Informacoes sobre ordens
| Nome do Produto | Numero de Catalogo | UNID | Preco | Qde | FAVORITOS | |
Ring1b Plasmídeo duplo de Nickase (h) | sc-404633-NIC | 20 µg | $410.00 | |||
Ring1b Plasmídeo duplo de Nickase (h2) | sc-404633-NIC-2 | 20 µg | $410.00 |
RNF2 codifica a Ring1b, uma ligase E3 de ubiquitina do tipo RING finger que forma o núcleo catalítico do complexo repressivo Polycomb 1 (PRC1). A Ring1b monoubiquitina a histona H2A na Lys119, reforçando a compactação da cromatina mediada por Polycomb e a repressão transcricional durante o desenvolvimento e a especificação de linhagens celulares. Em coordenação com a metilação de H3K27 dependente de PRC2 e outros reguladores epigenéticos, a RNF2 ajuda a controlar programas do ciclo celular, estados de diferenciação e respostas a danos no DNA. A atividade desregulada de RNF2 e a sinalização de PRC1 estão implicadas em redes transcricionais alteradas observadas em diversos tipos de câncer e em outras doenças associadas à desregulação epigenética.
Ring1b O Plasmídeo de Nickase Dupla (h) consiste num par de plasmídeos combinados, concebidos para a edição de alta especificidade do locus RNF2 em linhas celulares human. Cada plasmídeo expressa uma nickase Cas9 D10A e um sgRNA distinto que tem como alvo cadeias de ADN opostas dentro de RNF2. Quando direcionadas para locais adjacentes em cadeias de ADN opostas, as duas nickases geram cortes deslocados numa única cadeia que, em conjunto, produzem uma quebra escalonada de cadeia dupla, exigindo uma atividade coordenada no alvo por parte de ambas as guias. A quebra de ADN resultante é resolvida por vias de reparação celular endógenas, mais frequentemente através da junção de extremidades não homólogas (NHEJ), levando a inserções ou deleções que perturbam a função RNF2. Ao exigir o envolvimento de dois sgRNA no locus alvo, a abordagem de dupla nickase aumenta a especificidade da edição e fornece uma estratégia CRISPR complementar para aplicações em que se deseja um controlo adicional sobre a precisão do direcionamento.

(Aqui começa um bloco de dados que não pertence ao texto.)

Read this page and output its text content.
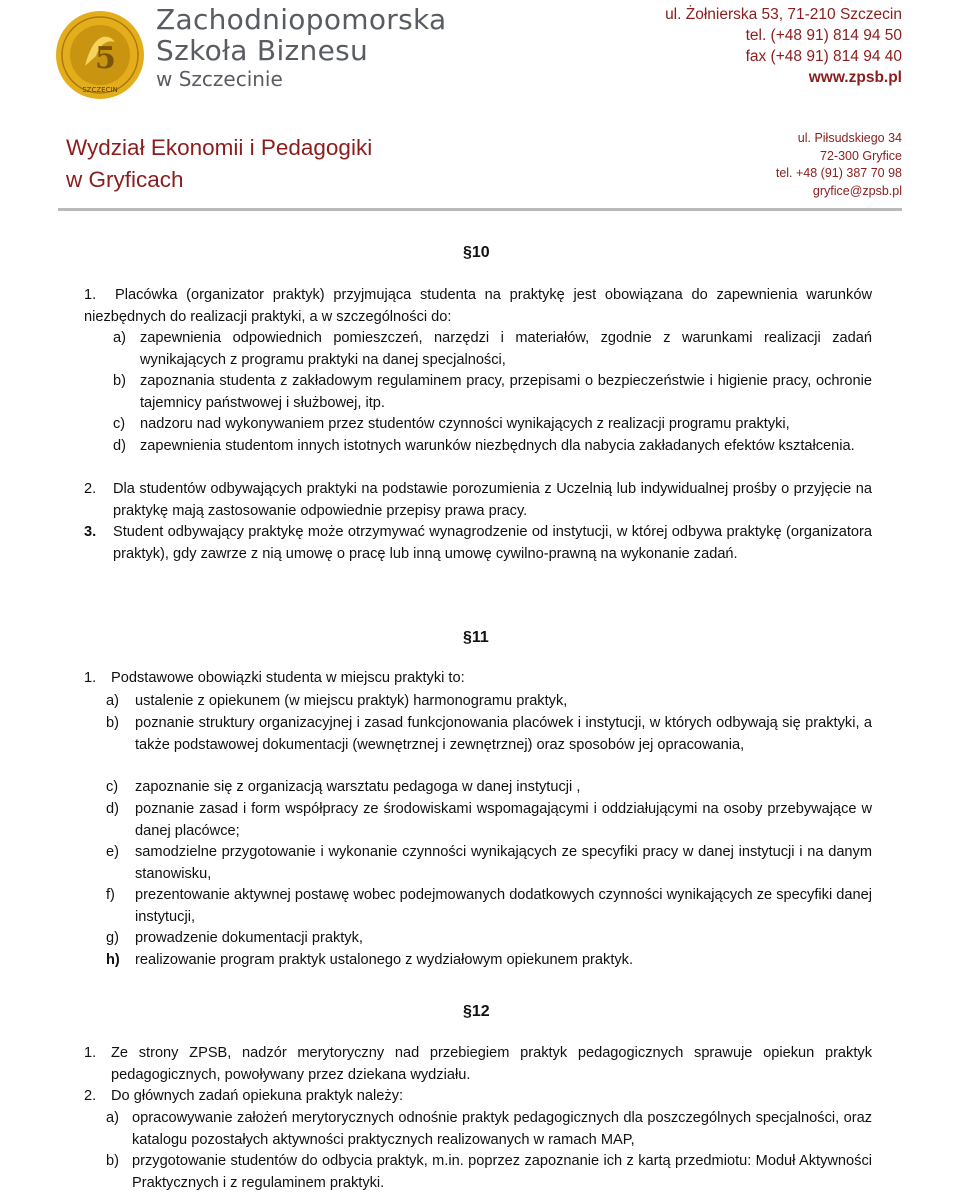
5
SZCZECIN
Zachodniopomorska
Szkoła Biznesu
w Szczecinie
ul. Żołnierska 53, 71-210 Szczecin
tel. (+48 91) 814 94 50
fax (+48 91) 814 94 40
www.zpsb.pl
Wydział Ekonomii i Pedagogiki
w Gryficach
ul. Piłsudskiego 34
72-300 Gryfice
tel. +48 (91) 387 70 98
gryfice@zpsb.pl
§10
1.	Placówka (organizator praktyk) przyjmująca studenta na praktykę jest obowiązana do zapewnienia warunków niezbędnych do realizacji praktyki, a w szczególności do:
a) zapewnienia odpowiednich pomieszczeń, narzędzi i materiałów, zgodnie z warunkami realizacji zadań wynikających z programu praktyki na danej specjalności,
b) zapoznania studenta z zakładowym regulaminem pracy, przepisami o bezpieczeństwie i higienie pracy, ochronie tajemnicy państwowej i służbowej, itp.
c)	nadzoru nad wykonywaniem przez studentów czynności wynikających z realizacji programu praktyki,
d) zapewnienia studentom innych istotnych warunków niezbędnych dla nabycia zakładanych efektów kształcenia.
2.	Dla studentów odbywających praktyki na podstawie porozumienia z Uczelnią lub indywidualnej prośby o przyjęcie na praktykę mają zastosowanie odpowiednie przepisy prawa pracy.
3.	Student odbywający praktykę może otrzymywać wynagrodzenie od instytucji, w której odbywa praktykę (organizatora praktyk), gdy zawrze z nią umowę o pracę lub inną umowę cywilno-prawną na wykonanie zadań.
§11
1.	Podstawowe obowiązki studenta w miejscu praktyki to:
a)	ustalenie z opiekunem (w miejscu praktyk) harmonogramu praktyk,
b)	poznanie struktury organizacyjnej i zasad funkcjonowania placówek i instytucji, w których odbywają się praktyki, a także podstawowej dokumentacji (wewnętrznej i zewnętrznej) oraz sposobów jej opracowania,
c)	zapoznanie się z organizacją warsztatu pedagoga w danej instytucji ,
d)	poznanie zasad i form współpracy ze środowiskami wspomagającymi i oddziałującymi na osoby przebywające w danej placówce;
e)	samodzielne przygotowanie i wykonanie czynności wynikających ze specyfiki pracy w danej instytucji i na danym stanowisku,
f)	prezentowanie aktywnej postawę wobec podejmowanych dodatkowych czynności wynikających ze specyfiki danej instytucji,
g)	prowadzenie dokumentacji praktyk,
h)	realizowanie program praktyk ustalonego z wydziałowym opiekunem praktyk.
§12
1.	Ze strony ZPSB, nadzór merytoryczny nad przebiegiem praktyk pedagogicznych sprawuje opiekun praktyk pedagogicznych, powoływany przez dziekana wydziału.
2.	Do głównych zadań opiekuna praktyk należy:
a) opracowywanie założeń merytorycznych odnośnie praktyk pedagogicznych dla poszczególnych specjalności, oraz katalogu pozostałych aktywności praktycznych realizowanych w ramach MAP,
b) przygotowanie studentów do odbycia praktyk, m.in. poprzez zapoznanie ich z kartą przedmiotu: Moduł Aktywności Praktycznych i z regulaminem praktyki.
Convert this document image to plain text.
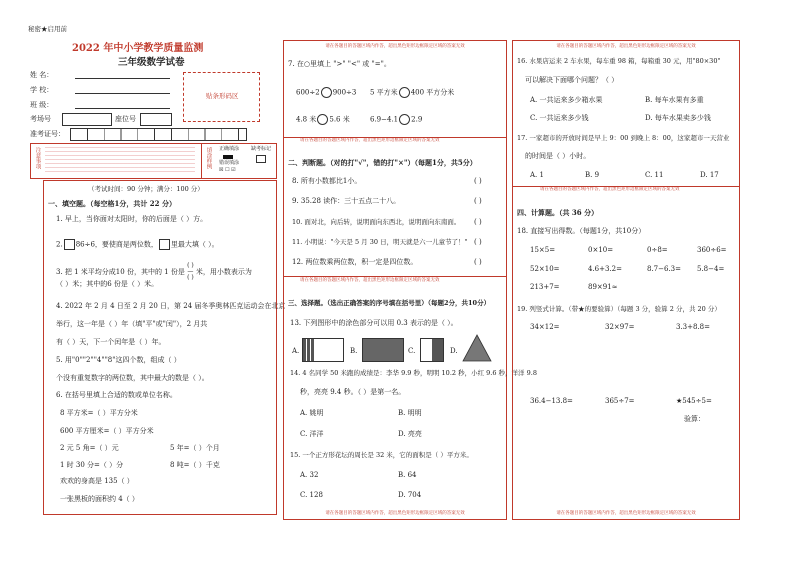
秘密★启用前
2022 年中小学教学质量监测
三年级数学试卷
姓 名：
学 校：
班 级：
考场号	座位号
准考证号：
贴条形码区
注意事项	填涂样例 正确填涂
错误填涂
☒ ☐ ☑
缺考标记
（考试时间：90 分钟；满分：100 分）
一、填空题。（每空格1分，共计 22 分）
1. 早上，当你面对太阳时，你的后面是（ ）方。
2. 86÷6，要使商是两位数， 里最大填（ ）。
3. 把 1 米平均分成10 份，其中的 1 份是 ( )
—
( ) 米，用小数表示为
（ ）米；其中的6 份是（ ）米。
4. 2022 年 2 月 4 日至 2 月 20 日，第 24 届冬季奥林匹克运动会在北京
举行，这一年是（ ）年（填"平"或"闰"），2 月共
有（ ）天，下一个闰年是（ ）年。
5. 用"0""2""4""8"这四个数，组成（ ）
个没有重复数字的两位数，其中最大的数是（ ）。
6. 在括号里填上合适的数或单位名称。
8 平方米=（ ）平方分米
600 平方厘米=（ ）平方分米
2 元 5 角=（ ）元	5 年=（ ）个月
1 时 30 分=（ ）分	8 吨=（ ）千克
欢欢的身高是 135（ ）
一张黑板的面积约 4（ ）
请在各题目的答题区域内作答，超出黑色矩形边框限定区域的答案无效
请在各题目的答题区域内作答，超出黑色矩形边框限定区域的答案无效
7. 在○里填上 ">" "<" 或 "="。
600÷2 900÷3 5 平方米 400 平方分米
4.8 米 5.6 米	6.9−4.1 2.9
请在各题目的答题区域内作答，超出黑色矩形边框限定区域的答案无效
二、判断题。（对的打"√"，错的打"×"）（每题1分，共5分）
8. 所有小数都比1小。	( )
9. 35.28 读作：三十五点二十八。	( )
10. 面对北，向后转，说明面向东西北，说明面向东南面。 ( )
11. 小明说："今天是 5 月 30 日，明天就是六一儿童节了！" ( )
12. 两位数乘两位数，积一定是四位数。	( )
请在各题目的答题区域内作答，超出黑色矩形边框限定区域的答案无效
三、选择题。（选出正确答案的序号填在括号里）（每题2分，共10分）
13. 下列图形中的涂色部分可以用 0.3 表示的是（ ）。
A.	B.	C.	D.
14. 4 名同学 50 米跑的成绩是：李华 9.9 秒，明明 10.2 秒，小红 9.6 秒，洋洋 9.8
秒，亮亮 9.4 秒。（ ）是第一名。
A. 姚明	B. 明明
C. 洋洋	D. 亮亮
15. 一个正方形花坛的周长是 32 米，它的面积是（ ）平方米。
A. 32	B. 64
C. 128	D. 704
请在各题目的答题区域内作答，超出黑色矩形边框限定区域的答案无效
请在各题目的答题区域内作答，超出黑色矩形边框限定区域的答案无效
16. 水果店运来 2 车水果，每车重 98 箱，每箱重 30 元，用"80×30"
可以解决下面哪个问题？（ ）
A. 一共运来多少箱水果	B. 每车水果有多重
C. 一共运来多少钱	D. 每车水果卖多少钱
17. 一家超市的开放时间是早上 9：00 到晚上 8：00，这家超市一天营业
的时间是（ ）小时。
A. 1	B. 9	C. 11	D. 17
请在各题目的答题区域内作答，超出黑色矩形边框限定区域的答案无效
四、计算题。（共 36 分）
18. 直接写出得数。（每题1分，共10分）
19. 列竖式计算。（带★的要验算）（每题 3 分，验算 2 分，共 20 分）
34×12=	32×97=	3.3+8.8=
36.4−13.8=	365÷7=	★545÷5=
验算：
15×5=	0×10=	0÷8=	360÷6=
52×10=	4.6+3.2=	8.7−6.3= 5.8−4=
213+7=	89×91≈
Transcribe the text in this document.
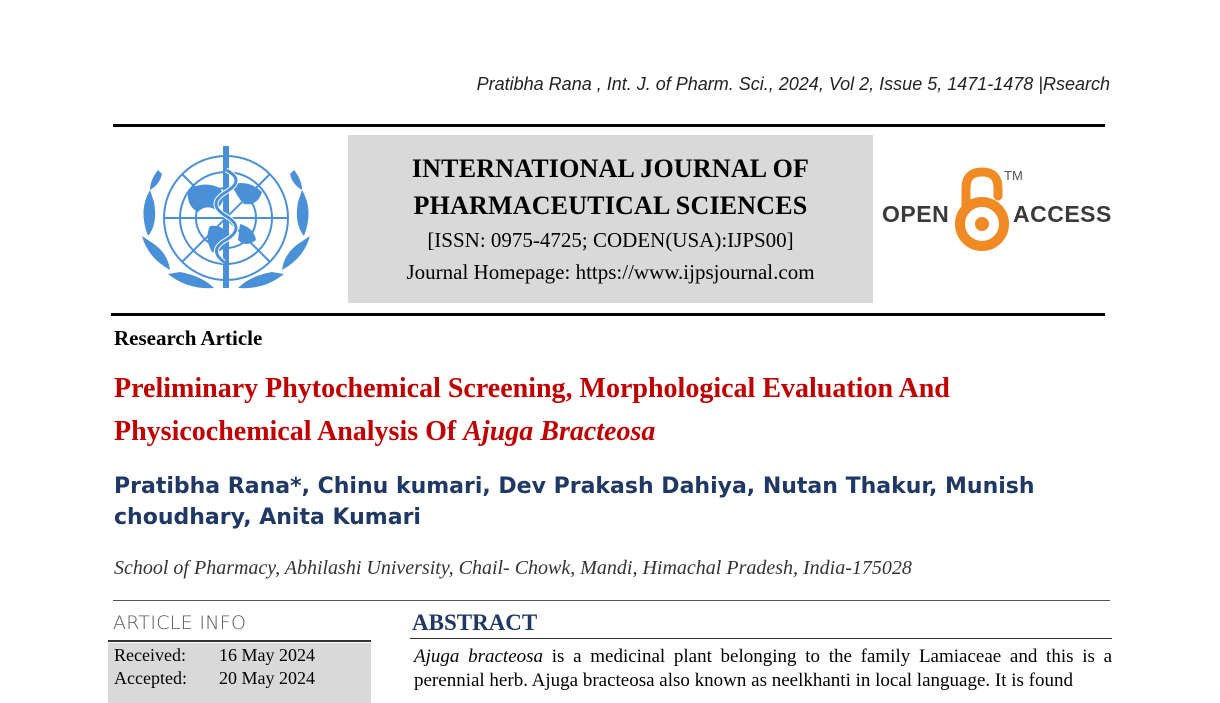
Pratibha Rana , Int. J. of Pharm. Sci., 2024, Vol 2, Issue 5, 1471-1478 |Rsearch
INTERNATIONAL JOURNAL OF
PHARMACEUTICAL SCIENCES
[ISSN: 0975-4725; CODEN(USA):IJPS00]
Journal Homepage: https://www.ijpsjournal.com
OPEN
TM
ACCESS
Research Article
Preliminary Phytochemical Screening, Morphological Evaluation And Physicochemical Analysis Of Ajuga Bracteosa
Pratibha Rana*, Chinu kumari, Dev Prakash Dahiya, Nutan Thakur, Munish choudhary, Anita Kumari
School of Pharmacy, Abhilashi University, Chail- Chowk, Mandi, Himachal Pradesh, India-175028
ARTICLE INFO
Received: 16 May 2024
Accepted: 20 May 2024
ABSTRACT
Ajuga bracteosa is a medicinal plant belonging to the family Lamiaceae and this is a perennial herb. Ajuga bracteosa also known as neelkhanti in local language. It is found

Para apoiar a identificação eficiente das células editadas, um plasmídeo codifica GFP para visualização fluorescente das populações transfectadas, enquanto o plasmídeo complementar transporta um gene de resistência à puromicina para seleção antibiótica. Em conjunto, estas características apoiam o enriquecimento eficiente das populações co-transfectadas e simplificam a validação dos clones com RNF2 interrompido.
Apenas para uso em investigação. Não se destina a uso diagnóstico ou terapêutico.